I cite it often. It impacted me profoundly. It's a difficult book to read as the first part tells the stories of his time in Nazi death camps.
Here are the quotes I often use:
"Everything can be taken from a man but one thing: the last of human freedoms--to choose one's attitude in any given set of circumstances, to choose one's own way...between stimulus and response there is a space. In that space is our power to choose our response. In our response lies our growth and our freedom."
“it turned out there was a solution to their problem, an answer to their question, a meaning to their life.”
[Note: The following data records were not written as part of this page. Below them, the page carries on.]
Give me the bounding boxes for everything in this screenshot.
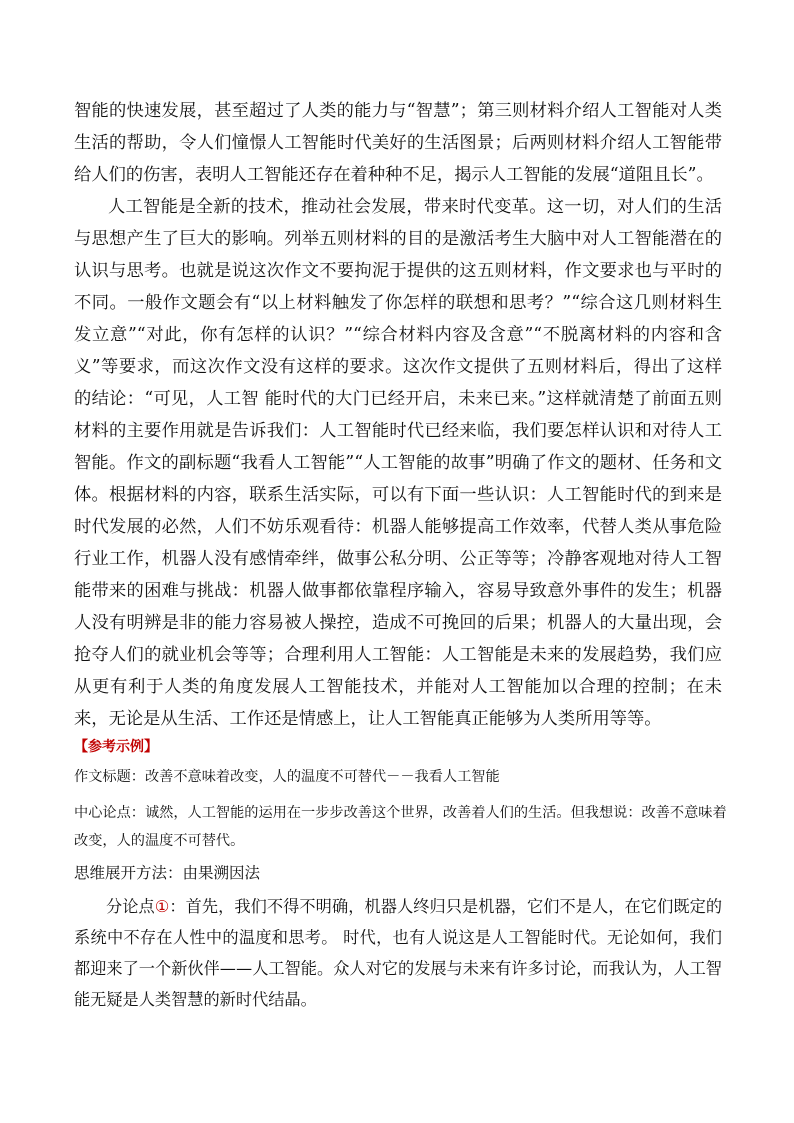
thesis-line-1: 中心论点：诚然，人工智能的运用在一步步改善这个世界，改善着人们的生活。但我想说：改善不意味着 xyxy=(74,805,727,821)
method-line: 思维展开方法：由果溯因法 xyxy=(74,864,261,882)
point-label: 分论点 xyxy=(106,897,155,916)
essay-title: 作文标题：改善不意味着改变，人的温度不可替代－－我看人工智能 xyxy=(74,769,500,785)
point-text: ：首先，我们不得不明确，机器人终归只是机器，它们不是人，在它们既定的系统中不存在人性中的温度和思考。 时代，也有人说这是人工智能时代。无论如何，我们都迎来了一个新伙伴——人工智能。众人对它的发展与未来有许多讨论，而我认为，人工智能无疑是人类智慧的新时代结晶。 xyxy=(74,897,723,1009)
paragraph-1: 智能的快速发展，甚至超过了人类的能力与“智慧”；第三则材料介绍人工智能对人类生活的帮助，令人们憧憬人工智能时代美好的生活图景；后两则材料介绍人工智能带给人们的伤害，表明人工智能还存在着种种不足，揭示人工智能的发展“道阻且长”。 xyxy=(74,101,722,185)
reference-heading: 【参考示例】 xyxy=(74,739,158,755)
point-number: ① xyxy=(154,897,170,916)
sub-point-paragraph xyxy=(74,891,722,1015)
analysis-text xyxy=(74,95,722,735)
thesis-line-2: 改变，人的温度不可替代。 xyxy=(74,833,245,849)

He's speakimg of his treating suicidal patients--he was a psychiatrist before and after the war.
"Even if things only take such a good turn in one of a thousand cases, who can guarantee that in your case it will not happen one day, sooner or later? But in the first place, you have to live to see the day on which it may happen, so you have to survive in order to see that day dawn, and from now on the responsibility for survival does not leave you."
"What was really needed was a fundamental change in our attitude toward life. We had to learn ourselves and, furthermore, we had to teach the despairing men, that it did not really matter what we expected from life, but rather what life expected from us. We needed to stop asking about the meaning of life, and instead to think of ourselves as those who were being questioned by life — daily and hourly. Our answer must consist, not in talk and meditation, but in right action and in right conduct. Life ultimately means taking the responsibility to find the right answer to its problems and to fulfill the tasks which it constantly sets for each individual."